Moving from Elasticsearch to Meilisearch: the good, the bad, the surprise

At my main job, one of the main features is a user search to find relevant users in your region who can offer assistance for certain assistance types. The search goes both ways between clients and assistants, and can be refined with a lot of filters.

The whole search grew very complex where at some points, my dev team had problems pinpointing why certain users received the search results they received.

A few months back, almost a year ago actually, I made the decision to switch our user search engine from Elasticsearch to Meilisearch.

Rationale for the switch

Elasticsearch is a very powerful tool where you can not only add filters with must and must not filters, but also should clauses with certain boost values.

But with the power it presents also comes complexity. At a certain point (and yes, also due to lack of comments or general documentation), especially after the initial lead developer of the project left, no one knew why some filters were must clauses, why others were should clauses and why the boost values of those had a huge range without further explanation.

I did some deep diving into the actual values that are stored in our search database. I also tried to understand why which filters were added the way they were. And at some point, while I was able to grasp the way our search worked, I had difficulty putting it into words. Since I have spent the time to dig into it, I would be the one to teach the other devs what is going on.

Around the same time, I discovered Meilisearch (and also made some small contributions). I was impressed with the docs, the developer experience was much better and it could offer a improvement in query speed.

So I decided to give it a quick try.

Doing some greenfielding

I spun up the official docker image locally, created a quick script to get mock data with a similar structure I would need, create the index and run some queries.

The first thing I noticed (making direct http calls to localhost): damn, this is fast! 500 entries in the search database and I got the result in under 10ms.

Then, when trying to add some filters, I got a very straight forward error:

Index user: Attribute email is not filterable. Available filterable attributes are: id.
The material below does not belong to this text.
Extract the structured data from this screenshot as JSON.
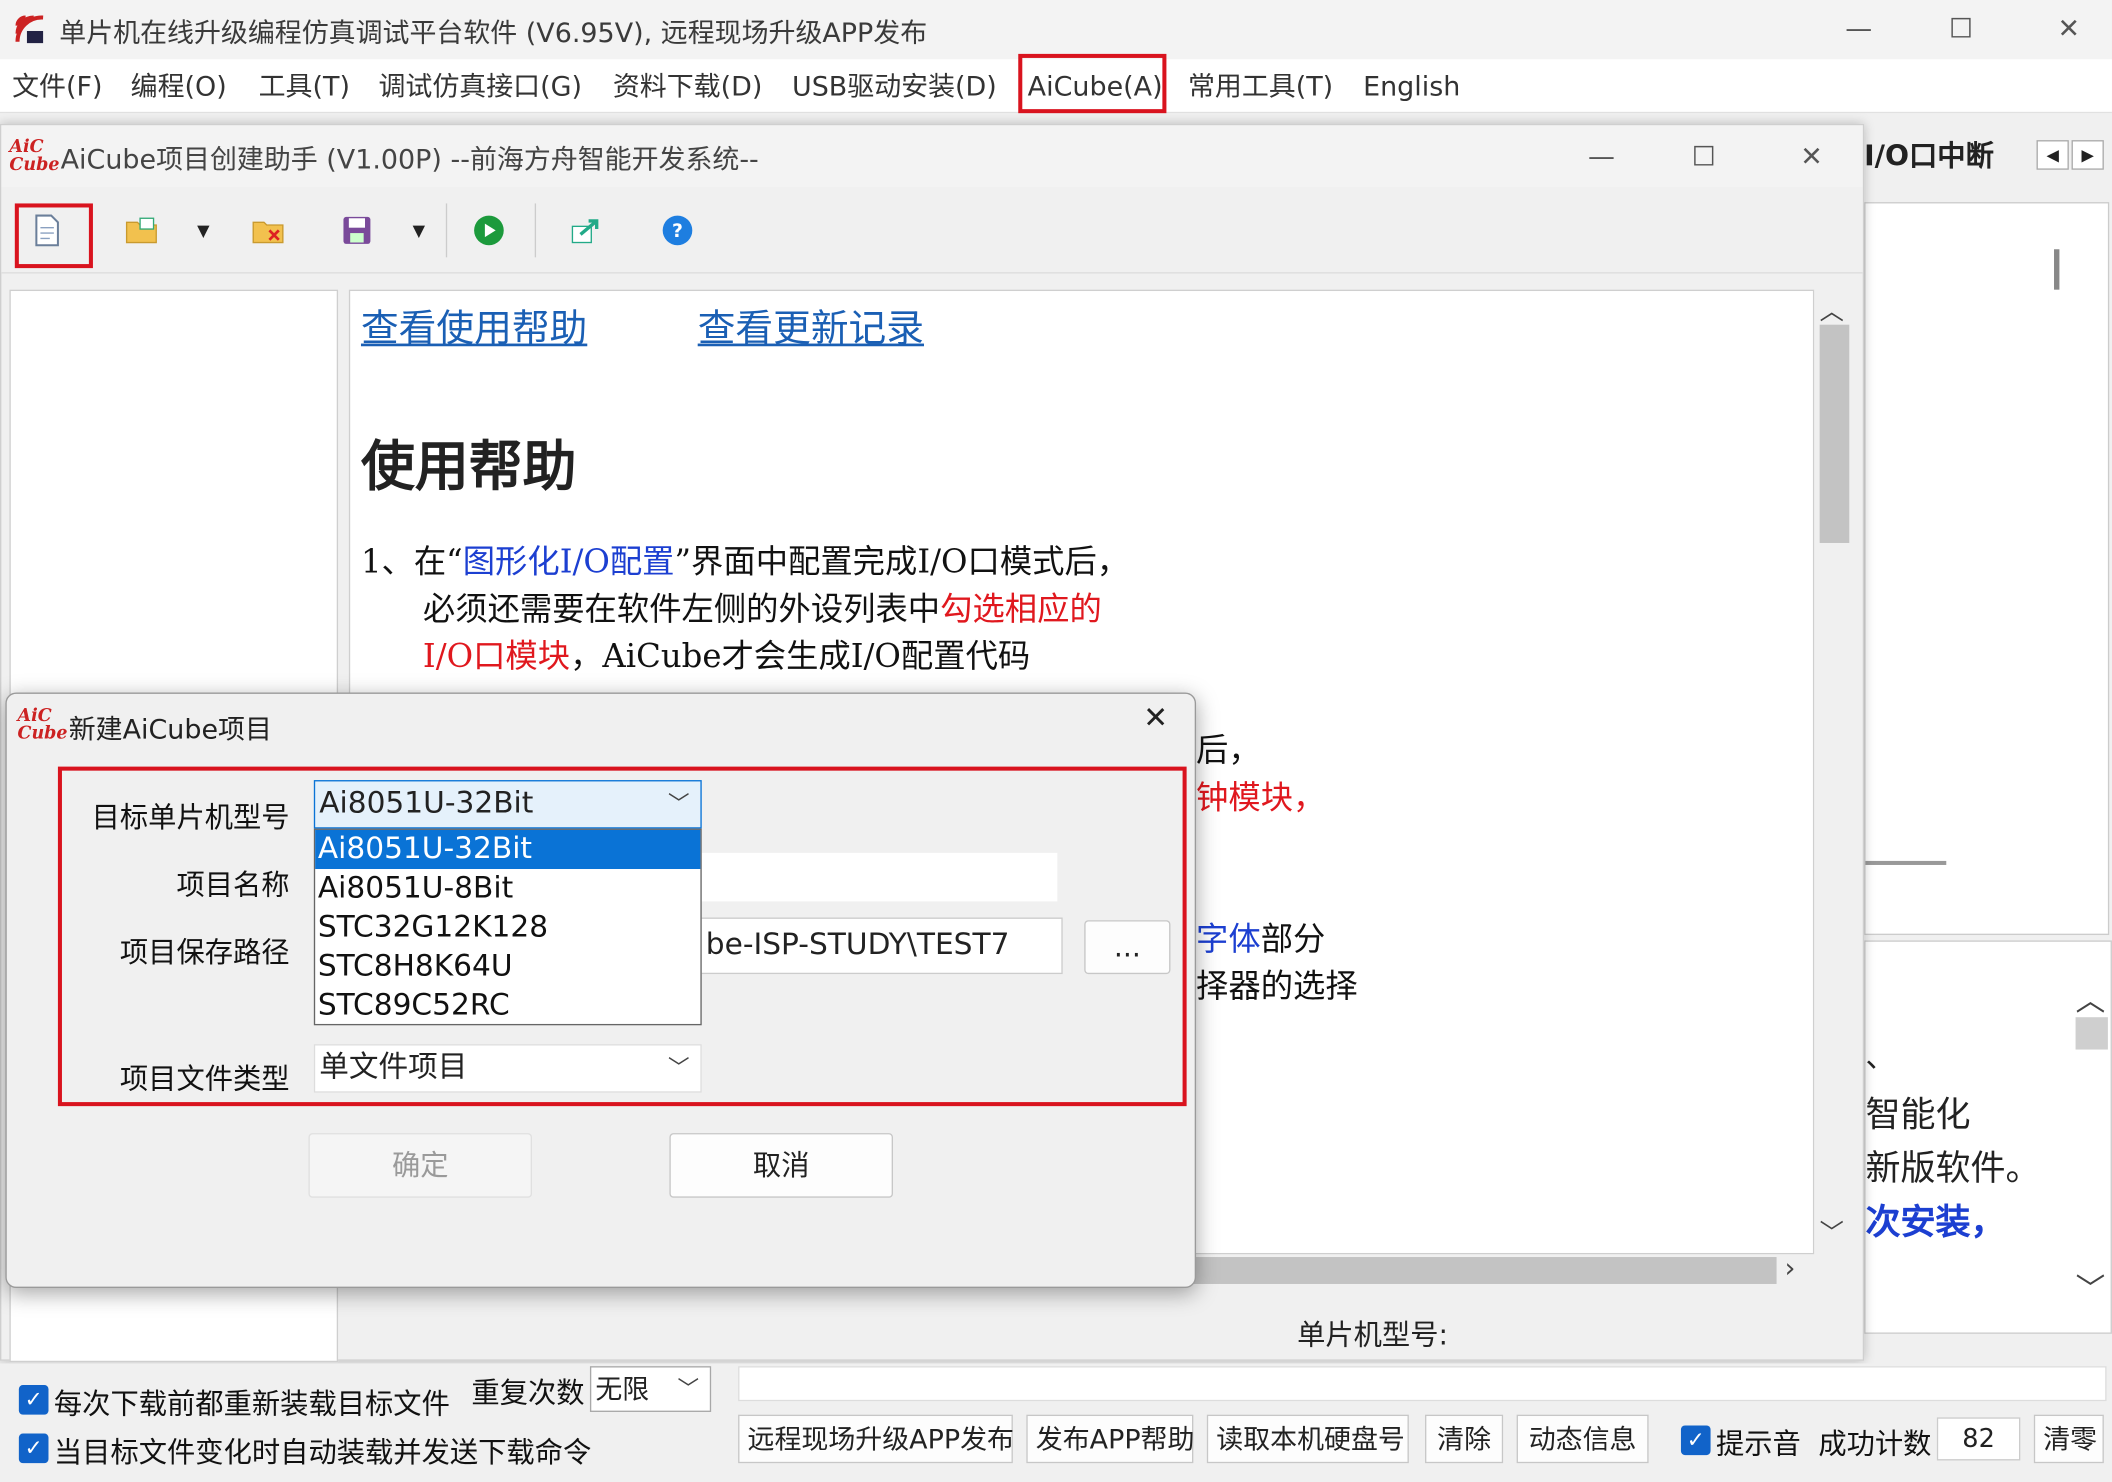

And not only was the error great, it also offered a link to the docs which explain the error and lead you other parts of the docs where you will learn how to fix the error!

Since you have to define which attributes on an object is filterable, you need to make a call to <meiliurl>/indexes/<index>/settings/filterable-attributes with the attributes you want to add.

Sort of, you also have to add the attributes that are already in the list. It will be overwritten with the list you give it.

If your objects have a lot of keys, it would also make sense to restrict which keys should be searchable. Meilisearch has exactly this feature: same thing as above, but use /searchable-attributes instead and the engine will only look for the query string in those attributes.

Adding, updating and deleting documents

Because we use TypeScript full-stack for type-safety, I installed the JS version of the Meilisearch SDK and rewrote the previous adding and updating of the documents.

The nice part: you can actually do this with a single method .updateDocuments. Even if the document you want to add doesn’t exist yet, this method just adds it to the provided index.

We also don’t have to do any more weird coercive gymnastics to get our geo-point data into the correct shape that Elasticsearch needed. For ES, if you don’t create the correct type first, it will infer a [lat, lon] array just as an array of floats and it will under no circumstances perform any geo-point search against it (yes, we have shot ourselves in the foot with that one more than once).

With Meilisearch, it expects a certain shape:

{
  "_geo": {
    "lat": "number",
    "lon": "number"
  }
}

And as long as your documents adhere to that structure (and you have added _geo to the filterable attributes), you can perform geo-point searches with a given distance, which is pretty neat.

Filtering

This was a pain point before, it was so bad that I took the decision to switch to Meilisearch in the first place. There were some gems in our composed filter like this one:

const filters = [
  {
    bool: {
      should: [
        ...availability.map((avl) => ({
          term: { avl },
        })),
        {
          term: { schedule },
        },
        ...(!jobTypesOnly
          ? jobTypes.map((job) => ({
              term: { job },
            }))
          : []),
        ...branchIds.map((branchId) => ({
          term: { branchId: { boost: 3, value: branchId } },
        })),
      ],
    },
  },

  gender.length > 0
    ? {
        bool: {
          should: [
            ...gender.map((g) => ({
              term: { "gender.keyword": { boost: 20, value: g } },
            })),
          ],
        },
      }
    : null,
  // and much much more
];

And those were only part of the should clauses.

With Meilisearch, you just need to build an array of strings. So the code that creates the filters now looks more like this:

const filters = ['workStatus = ACTIVE'] as (string | string[])[];
if (params.excludedUserIds.length) {
  filters.push(`userId NOT IN [${params.excludedUserIds}]`);
}
if (params.gender.length) {
  const arr = ['gender NOT EXISTS'];
  for (const gender of params.gender) {
    arr.push(`gender = ${gender}`);
  }
  filters.push(arr);
}

Much more readable, more digestible, way easier to debug.

The eagle-eyed among you might have noticed that we have defined the filter array type as (string | string[])[], so either an array of strings or string arrays. Nested arrays are the Meilisearch way of defining OR clauses.

So the statements in the first level array will be treated as AND while all nested arrays are treated as OR.

Conclusion

At this point, you might be wondering if I’m getting paid for all this praise. I am not, after experiencing the vast difference in productivity between the two search engines, I just had to write about it.

In the title of this blog post, I promised to also show the bad I encountered while making the switch. I could not really find any, other than the fact that it’s actually called indexes and not indices. I stumble across this every single time I have to write a direct API call…

I am using Meilisearch in three different production projects at the moment and it will for sure be my search engine of choice for the foreseeable future.